Persistence of Posttraumatic Stress in Violently Injured Youth Seen in the Emergency Department

Author Affiliations

From the Divisions of Emergency Medicine (Dr Fein, Mss Gavin and Blanchard, and Mr Huang) and General Pediatrics (Dr Kassam-Adams), the Children's Hospital of Philadelphia, Emergency Department (Dr Datner), the Hospital of the University of Pennsylvania, and Departments of Pediatrics (Dr Fein, Mss Gavin and Blanchard, and Mr Huang), Child and Adolescent Psychiatry (Dr Kassam-Adams), and Emergency Medicine (Dr Datner), the University of Pennsylvania School of Medicine, Philadelphia.

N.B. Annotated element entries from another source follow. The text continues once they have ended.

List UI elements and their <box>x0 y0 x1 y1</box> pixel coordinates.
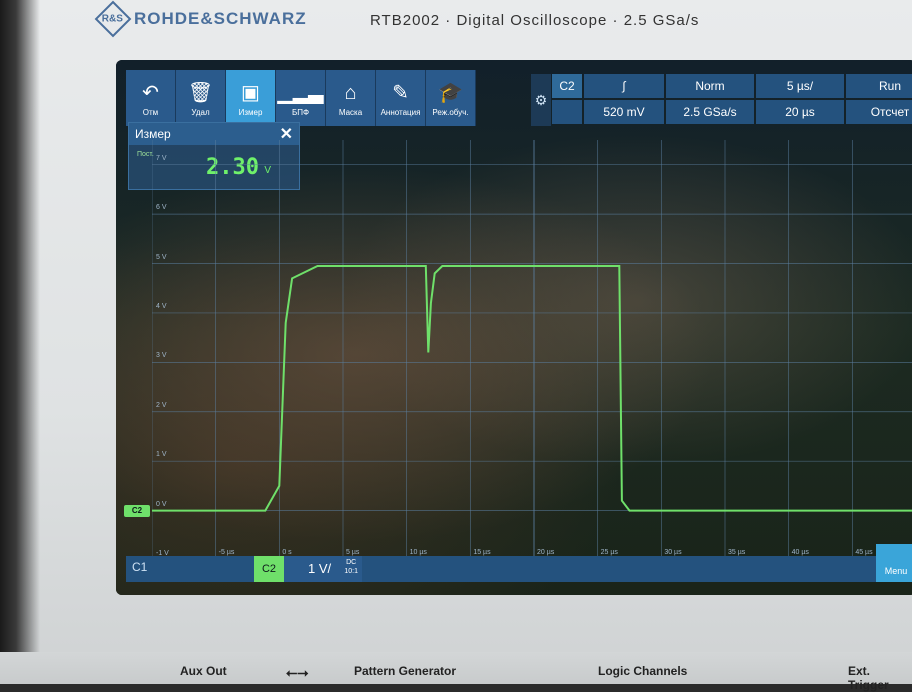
model-name: RTB2002 <box>370 12 441 29</box>
run-state[interactable]: Run <box>846 74 912 98</box>
brand-name: ROHDE&SCHWARZ <box>134 9 307 28</box>
waveform-trace <box>152 265 912 512</box>
channel-bar-fill <box>362 556 912 582</box>
brand: R&S ROHDE&SCHWARZ <box>94 0 307 38</box>
x-tick-label: 25 µs <box>600 549 618 556</box>
brand-logo-letters: R&S <box>102 13 124 25</box>
toolbar: ↶ Отм 🗑 Удал ▣ Измер ▁▂▃ БПФ ⌂ Маска ✎ Аннотация 🎓 Ре… <box>126 70 476 126</box>
bezel-shadow <box>0 0 40 684</box>
y-tick-label: 6 V <box>156 204 167 212</box>
tool-button-4[interactable]: ⌂ Маска <box>326 70 376 126</box>
gear-icon[interactable]: ⚙ <box>531 74 551 126</box>
sample-rate[interactable]: 2.5 GSa/s <box>666 100 754 124</box>
x-tick-label: 20 µs <box>537 549 555 556</box>
front-panel-labels: Aux Out ⭠⭢ Pattern Generator Logic Chann… <box>0 652 912 692</box>
measure-icon: ▣ <box>241 81 260 104</box>
channel-c2[interactable]: C2 <box>254 556 284 582</box>
model-line: RTB2002 · Digital Oscilloscope · 2.5 GSa… <box>370 12 700 29</box>
tool-button-5[interactable]: ✎ Аннотация <box>376 70 426 126</box>
x-tick-label: 30 µs <box>664 549 682 556</box>
channel-marker: C2 <box>124 505 150 517</box>
tool-button-6[interactable]: 🎓 Реж.обуч. <box>426 70 476 126</box>
trigger-settings: C2 ∫ Norm 5 µs/ Run 520 mV 2.5 GSa/s 20 … <box>552 74 912 124</box>
pencil-icon: ✎ <box>392 81 409 104</box>
y-tick-label: 0 V <box>156 500 167 508</box>
probe-ratio: 10:1 <box>344 568 358 575</box>
tool-label: Аннотация <box>380 107 421 117</box>
y-tick-label: 4 V <box>156 302 167 310</box>
tool-button-2[interactable]: ▣ Измер <box>226 70 276 126</box>
waveform-svg <box>152 140 912 560</box>
model-description: Digital Oscilloscope <box>456 12 608 29</box>
channel-scale[interactable]: 1 V/ DC 10:1 <box>284 556 362 582</box>
mask-icon: ⌂ <box>344 81 357 104</box>
logic-channels-label: Logic Channels <box>598 664 688 678</box>
y-tick-label: 2 V <box>156 401 167 409</box>
trigger-channel[interactable]: C2 <box>552 74 582 98</box>
ext-trigger-label: Ext. Trigger <box>848 664 889 692</box>
time-position[interactable]: 20 µs <box>756 100 844 124</box>
y-tick-label: 7 V <box>156 154 167 162</box>
tool-label: Маска <box>338 107 363 117</box>
y-tick-label: 1 V <box>156 451 167 459</box>
scale-value: 1 V/ <box>308 561 332 576</box>
coupling: DC <box>346 559 357 566</box>
x-tick-label: -5 µs <box>218 549 235 556</box>
trigger-slope[interactable]: ∫ <box>584 74 664 98</box>
tool-label: Реж.обуч. <box>432 107 469 117</box>
trigger-level[interactable]: 520 mV <box>584 100 664 124</box>
usb-icon: ⭠⭢ <box>286 664 309 680</box>
trigger-mode[interactable]: Norm <box>666 74 754 98</box>
undo-icon: ↶ <box>142 81 159 104</box>
x-tick-label: 45 µs <box>855 549 873 556</box>
x-tick-label: 0 s <box>282 549 292 556</box>
tool-label: Измер <box>238 107 263 117</box>
x-tick-label: 40 µs <box>791 549 809 556</box>
coupling-box: DC 10:1 <box>344 558 358 576</box>
channel-bar: C1 C2 1 V/ DC 10:1 <box>126 556 912 582</box>
x-tick-label: 15 µs <box>473 549 491 556</box>
menu-button[interactable]: Menu <box>876 544 912 582</box>
x-tick-label: 10 µs <box>409 549 427 556</box>
measurement-title: Измер <box>135 127 171 141</box>
aux-out-label: Aux Out <box>180 664 227 678</box>
y-tick-label: 5 V <box>156 253 167 261</box>
scope-screen: ↶ Отм 🗑 Удал ▣ Измер ▁▂▃ БПФ ⌂ Маска ✎ Аннотация 🎓 Ре… <box>116 60 912 595</box>
channel-c1[interactable]: C1 <box>126 556 254 582</box>
brand-logo-icon: R&S <box>94 0 132 38</box>
tool-button-3[interactable]: ▁▂▃ БПФ <box>276 70 326 126</box>
trash-icon: 🗑 <box>187 81 214 104</box>
tool-button-1[interactable]: 🗑 Удал <box>176 70 226 126</box>
pattern-generator-label: Pattern Generator <box>354 664 457 678</box>
time-div[interactable]: 5 µs/ <box>756 74 844 98</box>
y-tick-label: 3 V <box>156 352 167 360</box>
acquisition-label[interactable]: Отсчет <box>846 100 912 124</box>
x-tick-label: 35 µs <box>728 549 746 556</box>
education-icon: 🎓 <box>438 81 463 104</box>
tool-label: Отм <box>142 107 159 117</box>
tool-button-0[interactable]: ↶ Отм <box>126 70 176 126</box>
trigger-level-spacer <box>552 100 582 124</box>
model-rate: 2.5 GSa/s <box>623 12 700 29</box>
waveform-plot[interactable]: 7 V6 V5 V4 V3 V2 V1 V0 V -1 V -5 µs 0 s5 µ… <box>152 140 912 560</box>
tool-label: Удал <box>191 107 210 117</box>
tool-label: БПФ <box>291 107 310 117</box>
fft-icon: ▁▂▃ <box>277 81 324 104</box>
x-tick-label: 5 µs <box>346 549 360 556</box>
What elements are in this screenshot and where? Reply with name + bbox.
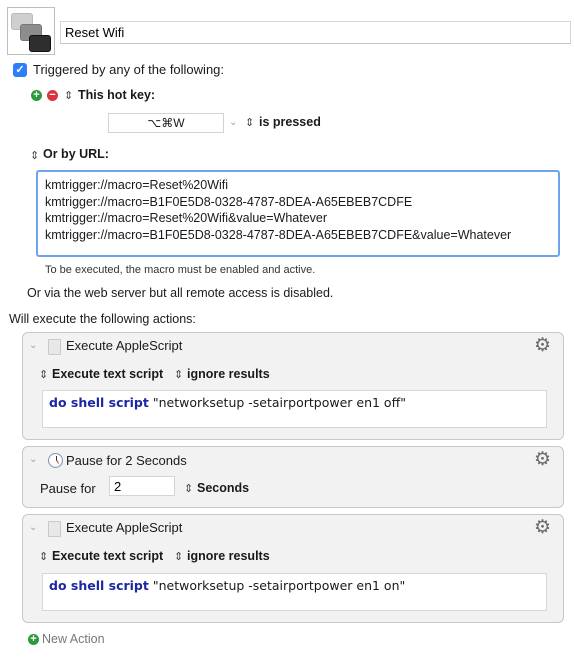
script-text: "networksetup -setairportpower en1 off" [148,395,406,410]
macro-name-field[interactable] [60,21,571,44]
chevron-down-icon[interactable]: ⌄ [29,522,37,533]
updown-icon[interactable]: ⇕ [39,550,48,563]
action-execute-applescript[interactable]: ⌄ Execute AppleScript ⚙ ⇕ Execute text s… [22,514,564,623]
chevron-down-icon[interactable]: ⌄ [29,454,37,465]
gear-icon[interactable]: ⚙ [534,334,551,357]
url-line: kmtrigger://macro=B1F0E5D8-0328-4787-8DE… [45,194,413,209]
hotkey-field[interactable]: ⌥⌘W [108,113,224,133]
clock-icon [48,453,63,468]
web-server-note: Or via the web server but all remote acc… [27,286,334,300]
script-text-area[interactable]: do shell script "networksetup -setairpor… [42,573,547,611]
action-title: Execute AppleScript [66,338,183,353]
script-text-area[interactable]: do shell script "networksetup -setairpor… [42,390,547,428]
triggered-checkbox[interactable]: ✓ [13,63,27,77]
url-line: kmtrigger://macro=B1F0E5D8-0328-4787-8DE… [45,227,512,242]
updown-icon[interactable]: ⇕ [245,116,254,129]
url-line: kmtrigger://macro=Reset%20Wifi&value=Wha… [45,211,328,225]
pause-label: Pause for [40,481,96,496]
action-title: Pause for 2 Seconds [66,453,187,468]
key-icon [29,35,51,52]
gear-icon[interactable]: ⚙ [534,448,551,471]
script-keyword: do shell script [49,578,149,593]
document-icon [48,339,61,355]
url-text-box[interactable]: kmtrigger://macro=Reset%20Wifi kmtrigger… [36,170,560,257]
script-keyword: do shell script [49,395,149,410]
url-note: To be executed, the macro must be enable… [45,264,316,276]
unit-popup[interactable]: Seconds [197,481,249,495]
pause-duration-field[interactable] [109,476,175,496]
add-trigger-icon[interactable]: + [31,90,42,101]
updown-icon[interactable]: ⇕ [30,149,39,162]
updown-icon[interactable]: ⇕ [184,482,193,495]
action-execute-applescript[interactable]: ⌄ Execute AppleScript ⚙ ⇕ Execute text s… [22,332,564,440]
action-title: Execute AppleScript [66,520,183,535]
hotkey-label: This hot key: [78,88,156,102]
script-text: "networksetup -setairportpower en1 on" [148,578,406,593]
document-icon [48,521,61,537]
script-mode-popup[interactable]: Execute text script [52,367,163,381]
gear-icon[interactable]: ⚙ [534,516,551,539]
hotkey-condition[interactable]: is pressed [259,115,321,129]
updown-icon[interactable]: ⇕ [174,368,183,381]
updown-icon[interactable]: ⇕ [39,368,48,381]
chevron-down-icon[interactable]: ⌄ [29,340,37,351]
chevron-down-icon[interactable]: ⌄ [229,117,237,128]
add-action-icon[interactable]: + [28,634,39,645]
updown-icon[interactable]: ⇕ [174,550,183,563]
url-line: kmtrigger://macro=Reset%20Wifi [45,178,229,192]
macro-icon[interactable] [7,7,55,55]
new-action-button[interactable]: New Action [42,632,105,646]
result-mode-popup[interactable]: ignore results [187,367,270,381]
action-pause[interactable]: ⌄ Pause for 2 Seconds ⚙ Pause for ⇕ Seco… [22,446,564,508]
result-mode-popup[interactable]: ignore results [187,549,270,563]
triggered-label: Triggered by any of the following: [33,62,225,77]
remove-trigger-icon[interactable]: − [47,90,58,101]
script-mode-popup[interactable]: Execute text script [52,549,163,563]
url-label: Or by URL: [43,147,109,161]
clock-hand [55,459,59,464]
actions-header: Will execute the following actions: [9,312,196,326]
updown-icon[interactable]: ⇕ [64,89,73,102]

Arch Pediatr Adolesc Med. 2002;156(8):836-840. doi:10.1001/archpedi.156.8.836
Abstract

Objective  To determine if symptoms of posttraumatic stress, initially evaluated in the emergency department (ED) setting, persist over time.

Design  Prospective cohort study.

Setting  Two urban, academic medical center EDs.

Patients  Sixty-nine injured patients, aged 12 to 24 years, were assessed for acute posttraumatic stress symptoms at the time of their enrollment in an ongoing ED-based study of intentional youth violence, and assessed for posttraumatic stress symptoms up to 5 months later.

Main Outcome Measures  The Immediate Stress Reaction Checklist, administered during the ED visit, and the Symptom Checklist of the Child and Adolescent Trauma Survey, administered during routine telephone follow-up.

Results  Patients in the emergency department reported a range of acute stress symptoms on the Immediate Stress Reaction Checklist, with 25% reporting clinically significant distress. On follow-up assessment, 15% reported significant posttraumatic stress symptoms. The severity of acute stress symptoms was strongly associated with the severity of posttraumatic stress symptoms at follow-up (r = 0.55, P<.005). Age, sex, injury type, and time from injury to follow-up were not associated with the degree of acute stress or posttraumatic stress symptom severity at initial or follow-up assessment.

Conclusion  This study provides preliminary evidence that acute stress symptoms, assessed in the ED in the immediate aftermath of a traumatic injury, are useful indicators of risk for later posttraumatic stress.